E, porque se concorda com a fundamentação aduzida no citado acórdão deste Tribunal de Conflitos, de 18.9.2007 – que incidiu sobre questão, nos seus contornos relevantes, idêntica à dos presentes autos (a circunstância de, no caso ora em apreço, Autora e Ré serem subempreiteiros, em nada altera, antes, porventura, reforça a aplicabilidade da solução dada ao litígio) – transcreve-se aqui a respectiva fundamentação:
«A competência dos tribunais administrativos está definida no art° 212° n° 3 da Constituição da República Portuguesa e no artº 4º n 1 al. f) do ETAF. De acordo com os aludidos preceitos, compete aos tribunais administrativos o julgamento das acções que tenham por objecto dirimir os litígios emergentes das relações jurídicas administrativas, designadamente a apreciação das questões relativas à interpretação, validade e execução de contratos de objecto passível de acto administrativo, de contratos especificamente a respeito dos quais existam normas de direito público que regulem aspectos do respectivo regime substantivo, ou de contratos em que pelo menos uma das partes seja um entidade pública ou um concessionário que actue no âmbito da concessão e que as partes tenham expressamente submetido a um regime substantivo de direito público.

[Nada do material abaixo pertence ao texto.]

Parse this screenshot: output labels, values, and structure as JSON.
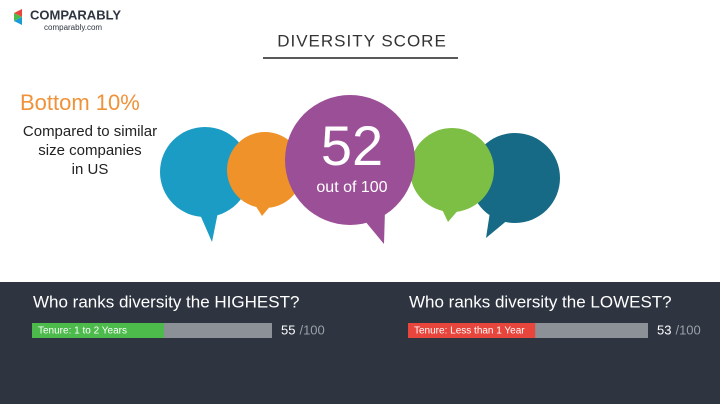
{
  "logo": {
    "name": "COMPARABLY",
    "url": "comparably.com"
  },
  "title": "DIVERSITY SCORE",
  "rank": {
    "headline": "Bottom 10%",
    "lines": [
      "Compared to similar",
      "size companies",
      "in US"
    ]
  },
  "score": {
    "value": 52,
    "caption": "out of 100"
  },
  "rankings": [
    {
      "question": "Who ranks diversity the HIGHEST?",
      "group": "Tenure: 1 to 2 Years",
      "value": 55,
      "max": 100,
      "max_label": "/100",
      "color": "#4cbb4c"
    },
    {
      "question": "Who ranks diversity the LOWEST?",
      "group": "Tenure: Less than 1 Year",
      "value": 53,
      "max": 100,
      "max_label": "/100",
      "color": "#e8453c"
    }
  ]
}
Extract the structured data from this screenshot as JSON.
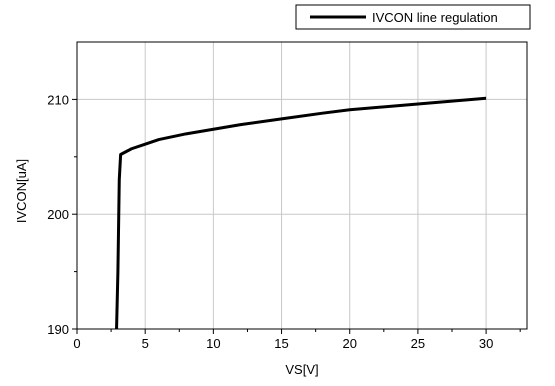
{
  "chart_data": {
    "type": "line",
    "title": "",
    "xlabel": "VS[V]",
    "ylabel": "IVCON[uA]",
    "xlim": [
      0,
      33
    ],
    "ylim": [
      190,
      215
    ],
    "xticks": [
      0,
      5,
      10,
      15,
      20,
      25,
      30
    ],
    "yticks": [
      190,
      200,
      210
    ],
    "grid": true,
    "legend_position": "top-right",
    "series": [
      {
        "name": "IVCON line regulation",
        "color": "#000000",
        "x": [
          2.9,
          3.0,
          3.1,
          3.2,
          4,
          5,
          6,
          8,
          10,
          12,
          15,
          18,
          20,
          25,
          30
        ],
        "y": [
          190.0,
          195.0,
          203.0,
          205.2,
          205.7,
          206.1,
          206.5,
          207.0,
          207.4,
          207.8,
          208.3,
          208.8,
          209.1,
          209.6,
          210.1
        ]
      }
    ]
  }
}
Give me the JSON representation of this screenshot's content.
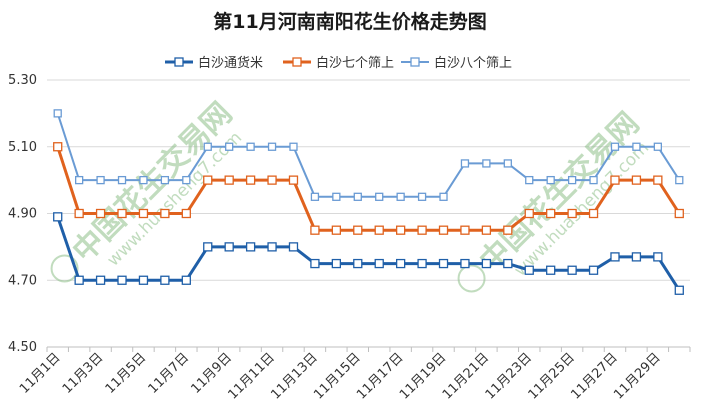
{
  "chart_data": {
    "type": "line",
    "title": "第11月河南南阳花生价格走势图",
    "xlabel": "",
    "ylabel": "",
    "ylim": [
      4.5,
      5.3
    ],
    "yticks": [
      "5.30",
      "5.10",
      "4.90",
      "4.70",
      "4.50"
    ],
    "ytick_values": [
      5.3,
      5.1,
      4.9,
      4.7,
      4.5
    ],
    "grid": "horizontal",
    "legend_position": "top-center",
    "categories": [
      "11月1日",
      "11月2日",
      "11月3日",
      "11月4日",
      "11月5日",
      "11月6日",
      "11月7日",
      "11月8日",
      "11月9日",
      "11月10日",
      "11月11日",
      "11月12日",
      "11月13日",
      "11月14日",
      "11月15日",
      "11月16日",
      "11月17日",
      "11月18日",
      "11月19日",
      "11月20日",
      "11月21日",
      "11月22日",
      "11月23日",
      "11月24日",
      "11月25日",
      "11月26日",
      "11月27日",
      "11月28日",
      "11月29日",
      "11月30日"
    ],
    "tick_labels": [
      "11月1日",
      "11月3日",
      "11月5日",
      "11月7日",
      "11月9日",
      "11月11日",
      "11月13日",
      "11月15日",
      "11月17日",
      "11月19日",
      "11月21日",
      "11月23日",
      "11月25日",
      "11月27日",
      "11月29日"
    ],
    "series": [
      {
        "name": "白沙通货米",
        "color": "#1f5fa8",
        "values": [
          4.89,
          4.7,
          4.7,
          4.7,
          4.7,
          4.7,
          4.7,
          4.8,
          4.8,
          4.8,
          4.8,
          4.8,
          4.75,
          4.75,
          4.75,
          4.75,
          4.75,
          4.75,
          4.75,
          4.75,
          4.75,
          4.75,
          4.73,
          4.73,
          4.73,
          4.73,
          4.77,
          4.77,
          4.77,
          4.67
        ]
      },
      {
        "name": "白沙七个筛上",
        "color": "#e0621e",
        "values": [
          5.1,
          4.9,
          4.9,
          4.9,
          4.9,
          4.9,
          4.9,
          5.0,
          5.0,
          5.0,
          5.0,
          5.0,
          4.85,
          4.85,
          4.85,
          4.85,
          4.85,
          4.85,
          4.85,
          4.85,
          4.85,
          4.85,
          4.9,
          4.9,
          4.9,
          4.9,
          5.0,
          5.0,
          5.0,
          4.9
        ]
      },
      {
        "name": "白沙八个筛上",
        "color": "#6a9bd4",
        "values": [
          5.2,
          5.0,
          5.0,
          5.0,
          5.0,
          5.0,
          5.0,
          5.1,
          5.1,
          5.1,
          5.1,
          5.1,
          4.95,
          4.95,
          4.95,
          4.95,
          4.95,
          4.95,
          4.95,
          5.05,
          5.05,
          5.05,
          5.0,
          5.0,
          5.0,
          5.0,
          5.1,
          5.1,
          5.1,
          5.0
        ]
      }
    ]
  },
  "watermark": {
    "text": "中国花生交易网",
    "url": "www.huasheng7.com",
    "color": "#8fc08a"
  }
}
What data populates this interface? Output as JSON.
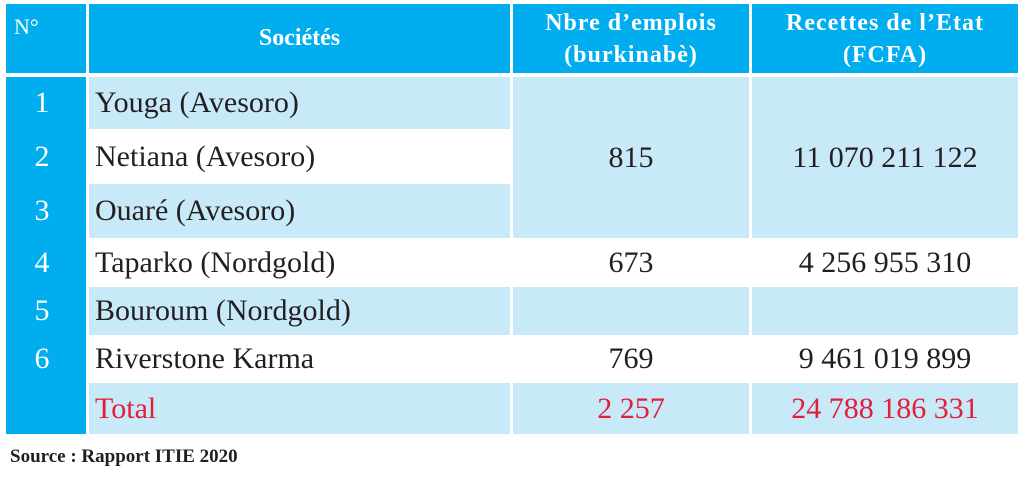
{
  "table": {
    "headers": {
      "number": "N°",
      "company": "Sociétés",
      "jobs_line1": "Nbre d’emplois",
      "jobs_line2": "(burkinabè)",
      "revenue_line1": "Recettes de l’Etat",
      "revenue_line2": "(FCFA)"
    },
    "rows": [
      {
        "number": "1",
        "company": "Youga (Avesoro)"
      },
      {
        "number": "2",
        "company": "Netiana (Avesoro)"
      },
      {
        "number": "3",
        "company": "Ouaré (Avesoro)"
      },
      {
        "number": "4",
        "company": "Taparko (Nordgold)"
      },
      {
        "number": "5",
        "company": "Bouroum (Nordgold)"
      },
      {
        "number": "6",
        "company": "Riverstone Karma"
      }
    ],
    "groups": {
      "avesoro": {
        "jobs": "815",
        "revenue": "11 070 211 122"
      },
      "taparko": {
        "jobs": "673",
        "revenue": "4 256 955 310"
      },
      "riverstone": {
        "jobs": "769",
        "revenue": "9 461 019 899"
      }
    },
    "total": {
      "label": "Total",
      "jobs": "2 257",
      "revenue": "24 788 186 331"
    }
  },
  "source": "Source : Rapport ITIE 2020",
  "colors": {
    "header_bg": "#00aeef",
    "light_row": "#c8e9f8",
    "total_text": "#e31e3a"
  }
}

A relação jurídica invocada na petição inicial tem como fonte um contrato de subempreitada relativo a obra pública celebrado entre a A, subempreiteira, e a R, empreiteira.
Contrariamente ao contrato de empreitada de obra pública celebrado entre a R e o dono da obra, ……. o contrato de subempreitada celebrado entre A e R não é um contrato administrativo.
O art° 178° nº1 do CPA define contrato administrativo como o acordo de vontades pelo qual é constituída, modificada ou extinta uma relação jurídica administrativa.
O nº 2 al. a) do mesmo preceito considera expressamente o contrato de empreitada de obra pública como contrato administrativo, por força da natureza jurídica do dono da obra (Pedro Romano Martinez, O Contrato de Empreitada, p.19)
Relação jurídica administrativa é aquela que confere poderes de autoridade ou impõe restrições de interesse público à Administração perante os particulares, ou que atribui direitos ou impõe deveres públicos aos particulares perante a Administração (Prof. Freitas do Amaral, Direito Administrativo III, p. 439-440).
A relação jurídica nascida do contrato de subempreitada celebrado entre a A e a R não apresenta aquelas características, pois, apesar da subempreitada de obra pública estar sujeita à aprovação do dono da obra (DL nº 59/99, de 2.3), não está em apreciação qualquer direito ou dever público da A. para com a Câmara Municipal de …
A relação jurídica resultante do contrato de subempreitada mantém-se no domínio do direito privado entre as partes que o celebraram, não lhe sendo transmitida a natureza administrativa do contrato matricial.
Concluímos, assim, que na presente acção não está em apreciação qualquer relação jurídica administrativa, carecendo os tribunais administrativos de competência para o respectivo julgamento (Os acs. Do Tribunal de Conflitos de 6/10/99, rec. nº 44905, e 29.03.2001, rec. n° 66, perfilhando este mesmo entendimento, decidiram pela competência dos tribunais comuns).»
É esta orientação, de que não se vê razão para divergir, que aqui se reitera.
3. Nestes termos, decide-se o presente conflito de jurisdição atribuindo aos Tribunais Judiciais competência para julgar a presente acção.
Sem custas.
Lisboa, 17 de Junho de 2010. Maria Angelina Domingues (relatora) – António Fernando da Silva Sousa Grandão – José Manuel da Silva Santos Botelho – Orlando Viegas Martins Afonso – Rosendo Dias José – Manuel José da Silva Salazar.